Mexico's 'Hacienda Oil Hedge' is Huge

The Hacienda hedge

Here is a fun Bloomberg Markets story about Mexico's annual oil hedge, where Mexican finance officials go out every year and flood a bunch of banks with orders to hedge the country's oil production. They do a surprisingly good job:

For its part, Mexico has shown a Wall Street-style wizardry in trading oil. It usually makes money on its hedges—sometimes a lot of money, as in 2008-09. From 2001 to 2017, the country made a profit of $2.4 billion; its hedges raked in $14.1 billion in gains and paid out $11.7 billion in fees to banks and brokers.

On the one hand, it is always heartening to see a client make more from Wall Street banks than it pays them in fees. On the other hand ... is it?
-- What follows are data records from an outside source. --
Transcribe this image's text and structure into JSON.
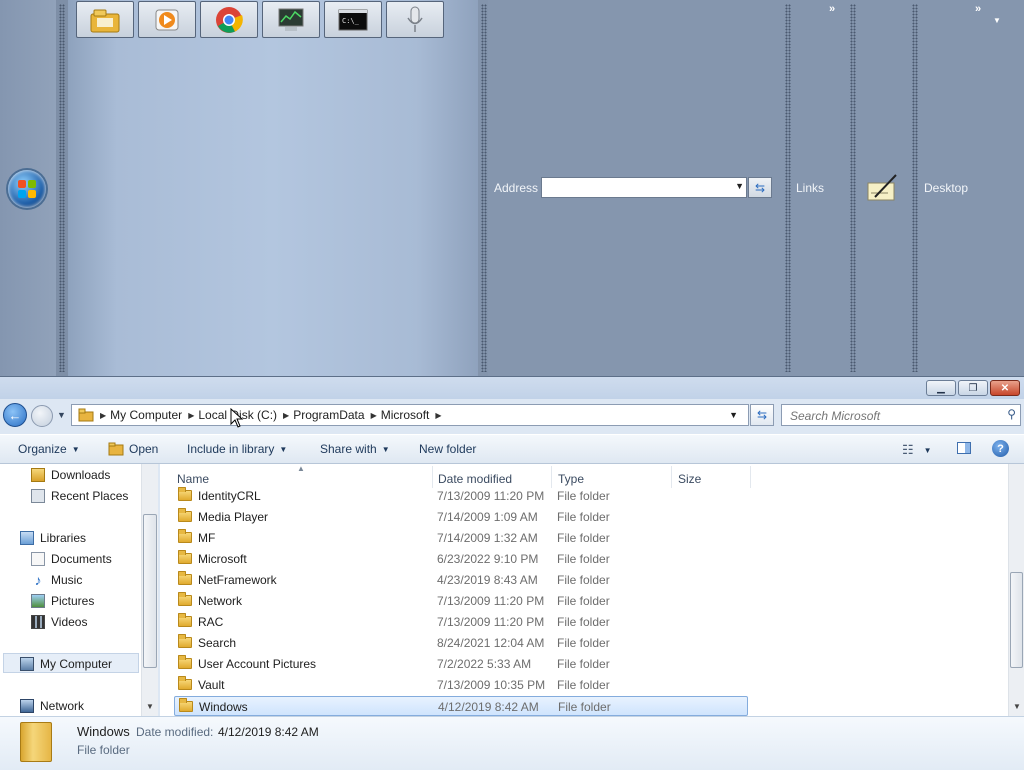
{
  "taskbar": {
    "quick_launch": [
      {
        "name": "explorer-icon"
      },
      {
        "name": "media-player-icon"
      },
      {
        "name": "chrome-icon"
      },
      {
        "name": "task-manager-icon"
      },
      {
        "name": "command-prompt-icon"
      },
      {
        "name": "microphone-icon"
      }
    ],
    "address_label": "Address",
    "address_value": "",
    "links_label": "Links",
    "desktop_label": "Desktop",
    "chevron": "»"
  },
  "explorer": {
    "breadcrumb": [
      "My Computer",
      "Local Disk (C:)",
      "ProgramData",
      "Microsoft"
    ],
    "search_placeholder": "Search Microsoft",
    "toolbar": {
      "organize": "Organize",
      "open": "Open",
      "include_in_library": "Include in library",
      "share_with": "Share with",
      "new_folder": "New folder"
    },
    "nav": {
      "downloads": "Downloads",
      "recent_places": "Recent Places",
      "libraries": "Libraries",
      "documents": "Documents",
      "music": "Music",
      "pictures": "Pictures",
      "videos": "Videos",
      "my_computer": "My Computer",
      "network": "Network"
    },
    "columns": {
      "name": "Name",
      "date_modified": "Date modified",
      "type": "Type",
      "size": "Size"
    },
    "files": [
      {
        "name": "IdentityCRL",
        "date": "7/13/2009 11:20 PM",
        "type": "File folder"
      },
      {
        "name": "Media Player",
        "date": "7/14/2009 1:09 AM",
        "type": "File folder"
      },
      {
        "name": "MF",
        "date": "7/14/2009 1:32 AM",
        "type": "File folder"
      },
      {
        "name": "Microsoft",
        "date": "6/23/2022 9:10 PM",
        "type": "File folder"
      },
      {
        "name": "NetFramework",
        "date": "4/23/2019 8:43 AM",
        "type": "File folder"
      },
      {
        "name": "Network",
        "date": "7/13/2009 11:20 PM",
        "type": "File folder"
      },
      {
        "name": "RAC",
        "date": "7/13/2009 11:20 PM",
        "type": "File folder"
      },
      {
        "name": "Search",
        "date": "8/24/2021 12:04 AM",
        "type": "File folder"
      },
      {
        "name": "User Account Pictures",
        "date": "7/2/2022 5:33 AM",
        "type": "File folder"
      },
      {
        "name": "Vault",
        "date": "7/13/2009 10:35 PM",
        "type": "File folder"
      },
      {
        "name": "Windows",
        "date": "4/12/2019 8:42 AM",
        "type": "File folder",
        "selected": true
      }
    ],
    "details": {
      "name": "Windows",
      "date_label": "Date modified:",
      "date_value": "4/12/2019 8:42 AM",
      "type": "File folder"
    }
  },
  "colors": {
    "selection_border": "#84acdd",
    "taskbar": "#8596ae",
    "accent": "#2a6fc4"
  }
}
Mexico is a giant oil producer that has "relied on oil for about a third of its income" in some years. The oil hedges are meant to reduce the volatility of that income:

Hedging is like buying insurance, says Guillermo Ortiz, who was governor of the country’s central bank from 1998 to 2009: "You buy it hoping you won’t need it."
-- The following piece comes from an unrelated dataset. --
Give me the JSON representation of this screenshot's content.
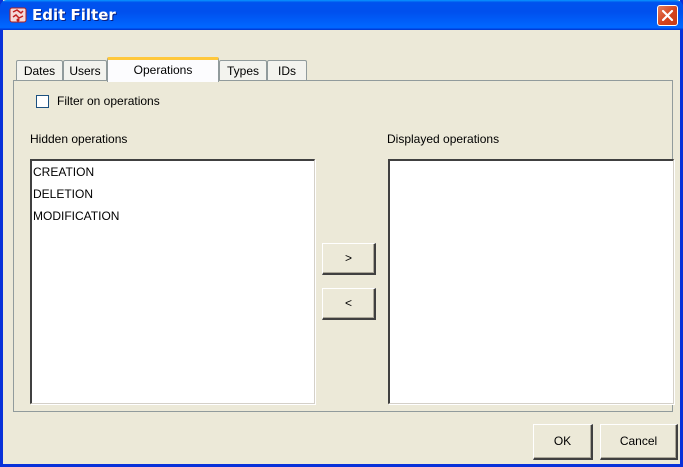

The way you typically think about insurance in daily life is that if you are getting more money from the insurance company than you are paying in premiums, something has gone wrong. You don't want to get your money's worth on term life insurance. Something similar seems to have happened to Mexico. The opening anecdote in the story involves Mexican officials top-ticking the oil market in July 2008, putting on their annual hedge just after oil hit an all-time high. They started that hedging on July 22, when West Texas Intermediate crude was at around $128. They bought puts on 330 million barrels of oil:

Within minutes they began firing off messages to the oil trading desks of Barclays, Goldman Sachs, Morgan Stanley, and Deutsche Bank. Their ­instructions were to buy “put” options, contracts giving them the right to sell oil at a predetermined future price, at levels ranging from $66.50 to $87 a barrel. The banks receiving the orders had never seen an oil deal this big. The price tag for the options was $1.5 billion.

The puts worked out great. They paid off in December 2009. "Official records tracking the money that landed in Account No. 420127 at state-owned Nacional Financiera bank show the tidy sum ­Mexico made: $5,084,873,500."
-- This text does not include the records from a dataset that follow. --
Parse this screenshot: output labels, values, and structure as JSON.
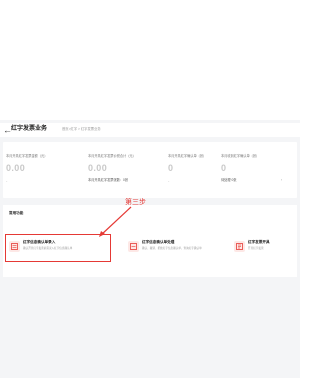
{
  "header": {
    "back_icon": "arrow-left-icon",
    "title": "红字发票业务",
    "breadcrumb": "首页>红字 > 红字发票业务"
  },
  "stats": [
    {
      "label": "本月开具红字发票金额（元）",
      "value": "0.00",
      "extra": "-"
    },
    {
      "label": "本月开具红字发票价税合计（元）",
      "value": "0.00",
      "extra": "本月开具红字发票张数：0张"
    },
    {
      "label": "本月开具红字确认单（张）",
      "value": "0",
      "extra": "-"
    },
    {
      "label": "本月收到红字确认单（张）",
      "value": "0",
      "extra": "待处理 0张"
    }
  ],
  "functions": {
    "heading": "常用功能",
    "annotation": "第三步",
    "items": [
      {
        "title": "红字信息确认单录入",
        "desc": "确认开具红字发票前需录入红字信息确认单",
        "icon": "document-icon"
      },
      {
        "title": "红字信息确认单处理",
        "desc": "确认、撤销、拒绝红字信息确认单，查询红字确认单",
        "icon": "document-check-icon"
      },
      {
        "title": "红字发票开具",
        "desc": "开具红字发票",
        "icon": "invoice-icon"
      }
    ]
  },
  "colors": {
    "accent": "#e53935",
    "icon_bg": "#fde8e6",
    "panel_bg": "#f4f5f7"
  }
}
Good work! But "In 2009 oil prices would average less than $55, well below the average price of the options of $70." Mexico's 330 million barrels of puts paid out about $15 per barrel, or $5 billion. But selling oil at $55 per barrel, rather than $128, means that Mexico missed out on $73 per barrel, or $24 billion on 330 million barrels. The hedge was a drop in the barrel, as it were. Wall Street paid Mexico, but Mexico paid the oil market a lot more.